Credit unions invest in small businesses more than in global corporations. Small businesses generate proportionately more jobs than giant companies.
These seem like pretty good reasons to participate, although as I discussed yesterday at the Occupy with Jim — a former banker, current “radical democrat,” and fellow blogger — the Move Your Money intervention is rather a “weak tea,” intended to appeal to unregulated capitalist libertarians as much as to left-wingers. My issues are these:
Are there limits on what credit unions can do with the investments they make with depositors’ money? Somewhat repulsively to me, the Move Your Money website invokes George Bailey’s Building and Loan from It’s A Wonderful Life as the exemplar for the modern credit union. Good Old George wouldn’t foreclose on your mortgage and throw you out in the street like that mean old banker Mr. Potter would. But can’t credit unions and savings & loan associations sell balloon, subprime, low-down-payment mortgages to customers just like any other home financing company? Can’t credit unions and S&Ls bundle up their mortgages and sell them to giant consolidators? Are S&L-initiated mortgages any less likely to be foreclosed? I don’t know the answer to these questions, and brief internet research didn’t throw any light on the subject.
Just twenty years ago there was a Savings and Loan Crisis, in which overleveraged S&Ls got themselves into deep shit via risky lending practices and had to be bailed out by the US government. Like credit unions, most savings & loans are mutual companies owned by the depositors. To tell the truth, I don’t know what distinguishes a credit union from a mutual S&L association. The S&L industry was underregulated, and so a lot of hotshot executives got rich quick — GW Bush’s brother Neil was one of the big players in this scandal. It’s my understanding that few additional regulations have been put in place that would prevent a recurrence. I.e., S&Ls aren’t much different from banks in corruption opportunities unless I’m missing something.

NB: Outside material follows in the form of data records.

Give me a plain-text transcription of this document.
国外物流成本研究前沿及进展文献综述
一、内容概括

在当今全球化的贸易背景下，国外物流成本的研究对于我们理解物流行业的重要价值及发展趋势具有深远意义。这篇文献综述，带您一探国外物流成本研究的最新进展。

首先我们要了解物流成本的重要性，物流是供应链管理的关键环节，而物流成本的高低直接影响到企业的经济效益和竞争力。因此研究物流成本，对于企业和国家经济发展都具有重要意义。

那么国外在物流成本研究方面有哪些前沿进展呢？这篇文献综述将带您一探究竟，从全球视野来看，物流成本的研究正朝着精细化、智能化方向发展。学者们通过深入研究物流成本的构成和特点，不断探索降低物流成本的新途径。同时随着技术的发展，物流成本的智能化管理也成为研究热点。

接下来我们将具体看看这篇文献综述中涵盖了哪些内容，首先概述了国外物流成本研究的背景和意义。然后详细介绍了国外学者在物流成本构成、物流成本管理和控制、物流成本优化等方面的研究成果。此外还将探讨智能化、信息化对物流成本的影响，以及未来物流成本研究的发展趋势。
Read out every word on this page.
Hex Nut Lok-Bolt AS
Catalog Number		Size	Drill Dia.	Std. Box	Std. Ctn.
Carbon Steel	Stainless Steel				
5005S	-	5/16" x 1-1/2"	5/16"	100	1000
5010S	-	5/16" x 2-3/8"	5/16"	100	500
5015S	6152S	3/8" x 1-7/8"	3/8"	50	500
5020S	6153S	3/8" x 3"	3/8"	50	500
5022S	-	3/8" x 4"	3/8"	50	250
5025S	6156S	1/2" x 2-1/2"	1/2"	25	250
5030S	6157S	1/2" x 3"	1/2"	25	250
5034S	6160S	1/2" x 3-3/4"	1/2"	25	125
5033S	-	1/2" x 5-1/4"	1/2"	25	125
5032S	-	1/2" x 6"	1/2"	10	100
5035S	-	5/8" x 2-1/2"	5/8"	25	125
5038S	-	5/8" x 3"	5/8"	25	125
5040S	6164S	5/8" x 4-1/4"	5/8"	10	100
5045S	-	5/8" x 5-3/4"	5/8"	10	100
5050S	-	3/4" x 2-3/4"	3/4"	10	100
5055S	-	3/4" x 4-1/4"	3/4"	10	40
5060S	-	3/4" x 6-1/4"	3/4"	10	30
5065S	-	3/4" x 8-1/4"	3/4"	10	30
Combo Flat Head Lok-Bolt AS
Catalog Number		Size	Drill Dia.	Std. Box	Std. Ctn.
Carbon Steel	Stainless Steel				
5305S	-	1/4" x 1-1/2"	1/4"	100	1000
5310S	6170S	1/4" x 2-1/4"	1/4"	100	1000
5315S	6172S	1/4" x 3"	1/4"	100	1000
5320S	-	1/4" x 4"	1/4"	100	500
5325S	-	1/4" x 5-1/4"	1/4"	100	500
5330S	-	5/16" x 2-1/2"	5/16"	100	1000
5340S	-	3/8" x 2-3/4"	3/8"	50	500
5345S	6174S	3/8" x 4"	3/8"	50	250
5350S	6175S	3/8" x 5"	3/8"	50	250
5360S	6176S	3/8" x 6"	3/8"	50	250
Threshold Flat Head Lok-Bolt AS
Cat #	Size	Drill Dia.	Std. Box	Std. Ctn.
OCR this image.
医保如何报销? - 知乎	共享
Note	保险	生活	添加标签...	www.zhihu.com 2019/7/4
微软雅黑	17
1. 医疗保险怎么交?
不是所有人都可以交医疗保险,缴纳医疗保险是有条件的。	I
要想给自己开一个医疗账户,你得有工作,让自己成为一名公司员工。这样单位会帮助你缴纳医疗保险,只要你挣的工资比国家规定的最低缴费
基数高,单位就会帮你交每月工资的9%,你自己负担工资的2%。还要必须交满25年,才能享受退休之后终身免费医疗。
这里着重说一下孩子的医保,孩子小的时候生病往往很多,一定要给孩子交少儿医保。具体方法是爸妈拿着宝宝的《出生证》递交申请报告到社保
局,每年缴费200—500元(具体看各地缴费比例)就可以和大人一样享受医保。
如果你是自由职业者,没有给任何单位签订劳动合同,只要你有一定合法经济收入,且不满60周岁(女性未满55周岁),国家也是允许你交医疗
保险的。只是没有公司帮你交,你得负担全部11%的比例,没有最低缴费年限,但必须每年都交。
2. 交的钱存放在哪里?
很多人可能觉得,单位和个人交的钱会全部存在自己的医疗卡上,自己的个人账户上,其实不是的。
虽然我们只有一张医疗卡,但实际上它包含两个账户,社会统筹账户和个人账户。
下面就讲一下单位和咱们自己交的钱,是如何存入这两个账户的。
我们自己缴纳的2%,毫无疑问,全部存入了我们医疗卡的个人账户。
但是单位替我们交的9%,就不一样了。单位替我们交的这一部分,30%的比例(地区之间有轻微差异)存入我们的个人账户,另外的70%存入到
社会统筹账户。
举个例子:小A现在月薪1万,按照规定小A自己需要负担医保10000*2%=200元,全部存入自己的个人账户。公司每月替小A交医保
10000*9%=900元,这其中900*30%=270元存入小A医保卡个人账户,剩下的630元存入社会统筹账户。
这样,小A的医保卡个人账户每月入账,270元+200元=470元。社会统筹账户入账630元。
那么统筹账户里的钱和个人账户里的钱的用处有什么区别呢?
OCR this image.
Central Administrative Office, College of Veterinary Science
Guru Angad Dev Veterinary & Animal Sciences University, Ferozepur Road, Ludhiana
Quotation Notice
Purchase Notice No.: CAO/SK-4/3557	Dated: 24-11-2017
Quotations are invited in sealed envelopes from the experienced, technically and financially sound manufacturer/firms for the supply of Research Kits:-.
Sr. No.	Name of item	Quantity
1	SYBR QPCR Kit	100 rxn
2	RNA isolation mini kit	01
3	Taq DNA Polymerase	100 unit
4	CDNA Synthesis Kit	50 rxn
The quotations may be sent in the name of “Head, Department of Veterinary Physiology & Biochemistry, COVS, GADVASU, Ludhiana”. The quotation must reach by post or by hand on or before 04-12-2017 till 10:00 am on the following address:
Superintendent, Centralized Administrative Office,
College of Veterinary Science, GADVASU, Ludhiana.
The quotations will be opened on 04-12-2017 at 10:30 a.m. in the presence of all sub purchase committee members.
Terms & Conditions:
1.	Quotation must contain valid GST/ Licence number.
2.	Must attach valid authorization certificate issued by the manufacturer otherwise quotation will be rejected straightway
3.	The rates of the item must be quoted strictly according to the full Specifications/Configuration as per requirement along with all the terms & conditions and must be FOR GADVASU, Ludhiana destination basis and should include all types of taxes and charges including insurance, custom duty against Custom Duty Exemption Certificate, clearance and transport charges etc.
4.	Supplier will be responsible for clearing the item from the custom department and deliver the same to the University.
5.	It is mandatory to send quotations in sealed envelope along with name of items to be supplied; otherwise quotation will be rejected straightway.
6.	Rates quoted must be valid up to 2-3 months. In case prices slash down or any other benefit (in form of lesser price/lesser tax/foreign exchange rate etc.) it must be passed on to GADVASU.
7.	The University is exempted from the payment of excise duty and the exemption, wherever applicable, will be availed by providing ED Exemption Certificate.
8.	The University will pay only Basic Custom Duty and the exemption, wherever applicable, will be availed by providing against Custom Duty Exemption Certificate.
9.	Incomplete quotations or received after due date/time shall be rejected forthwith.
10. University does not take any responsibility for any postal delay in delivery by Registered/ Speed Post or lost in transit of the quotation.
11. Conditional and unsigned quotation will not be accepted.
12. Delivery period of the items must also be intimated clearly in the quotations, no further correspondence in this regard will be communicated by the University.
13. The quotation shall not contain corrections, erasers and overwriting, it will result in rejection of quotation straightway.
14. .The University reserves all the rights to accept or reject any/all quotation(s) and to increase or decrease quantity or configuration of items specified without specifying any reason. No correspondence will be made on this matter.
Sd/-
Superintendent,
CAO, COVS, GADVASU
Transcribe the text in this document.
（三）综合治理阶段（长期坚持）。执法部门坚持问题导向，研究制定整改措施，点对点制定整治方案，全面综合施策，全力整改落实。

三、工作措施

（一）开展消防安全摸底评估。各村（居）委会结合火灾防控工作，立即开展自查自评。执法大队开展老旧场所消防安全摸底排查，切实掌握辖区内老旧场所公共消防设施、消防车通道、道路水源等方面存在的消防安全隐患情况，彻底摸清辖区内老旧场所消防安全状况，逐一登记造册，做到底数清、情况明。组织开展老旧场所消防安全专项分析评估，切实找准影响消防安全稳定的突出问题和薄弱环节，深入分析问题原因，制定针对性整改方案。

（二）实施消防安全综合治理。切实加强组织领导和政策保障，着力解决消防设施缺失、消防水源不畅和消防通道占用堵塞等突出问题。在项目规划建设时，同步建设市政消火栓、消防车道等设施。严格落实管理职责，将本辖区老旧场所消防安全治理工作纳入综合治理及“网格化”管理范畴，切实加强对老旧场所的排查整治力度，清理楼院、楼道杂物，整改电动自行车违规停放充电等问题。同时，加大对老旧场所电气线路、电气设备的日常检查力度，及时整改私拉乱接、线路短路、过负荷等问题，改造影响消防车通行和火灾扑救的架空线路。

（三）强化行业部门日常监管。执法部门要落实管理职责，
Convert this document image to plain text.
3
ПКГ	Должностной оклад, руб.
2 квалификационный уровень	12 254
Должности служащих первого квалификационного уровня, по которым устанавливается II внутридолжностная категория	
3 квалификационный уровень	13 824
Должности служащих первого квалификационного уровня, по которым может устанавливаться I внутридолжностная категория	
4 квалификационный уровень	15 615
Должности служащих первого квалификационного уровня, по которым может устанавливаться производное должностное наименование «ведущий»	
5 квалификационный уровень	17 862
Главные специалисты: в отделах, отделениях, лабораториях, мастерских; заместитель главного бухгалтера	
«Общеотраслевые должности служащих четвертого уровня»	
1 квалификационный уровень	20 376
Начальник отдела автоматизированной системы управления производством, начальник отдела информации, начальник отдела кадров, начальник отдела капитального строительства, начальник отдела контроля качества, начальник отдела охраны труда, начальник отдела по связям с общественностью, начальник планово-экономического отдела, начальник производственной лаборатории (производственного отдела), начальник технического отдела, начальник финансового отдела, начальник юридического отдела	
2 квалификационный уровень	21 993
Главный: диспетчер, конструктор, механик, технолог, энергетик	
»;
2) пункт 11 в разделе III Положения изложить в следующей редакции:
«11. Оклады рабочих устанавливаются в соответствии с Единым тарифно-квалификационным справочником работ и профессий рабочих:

Do credit union executives in the aggregate actually earn smaller salaries and bonuses than do their counterparts at the big banks? The big banks are, well, big, with a lot of high-paid people working at any given bank. Credit unions are smaller but larger in number. Do they really pay their executives a smaller percentage of total revenues than do their jumbo counterparts? I used to work for a small mutual insurance company, analogous to a saving and loan in that the company was owned by the policyholders. The CEO and COO both earned big bonuses tied to quarterly sales and profits. State Farm and Allstate are giant mutual insurers: do their execs make less money than, say, the heads of private firms like Hartford and Aetna? I don’t know.
The small businesses to which credit unions extend loans: do they actually charge less for their products and pay their employees better than do big businesses? Based on personal experience I doubt it, but I don’t have any numbers.
When I started writing this post I figured that I’d probably Move My Money anyway, even if I didn’t do it with dramatic flair on Saturday. Diluting oligopolistic power and supporting customer-owned business both seem like better alternatives to collusive investor-owned banks. But recalling the S&L Crisis has given me pause. I’d like to know more before making a decision. Besides, It’s A Wonderful Life kind of disgusts me.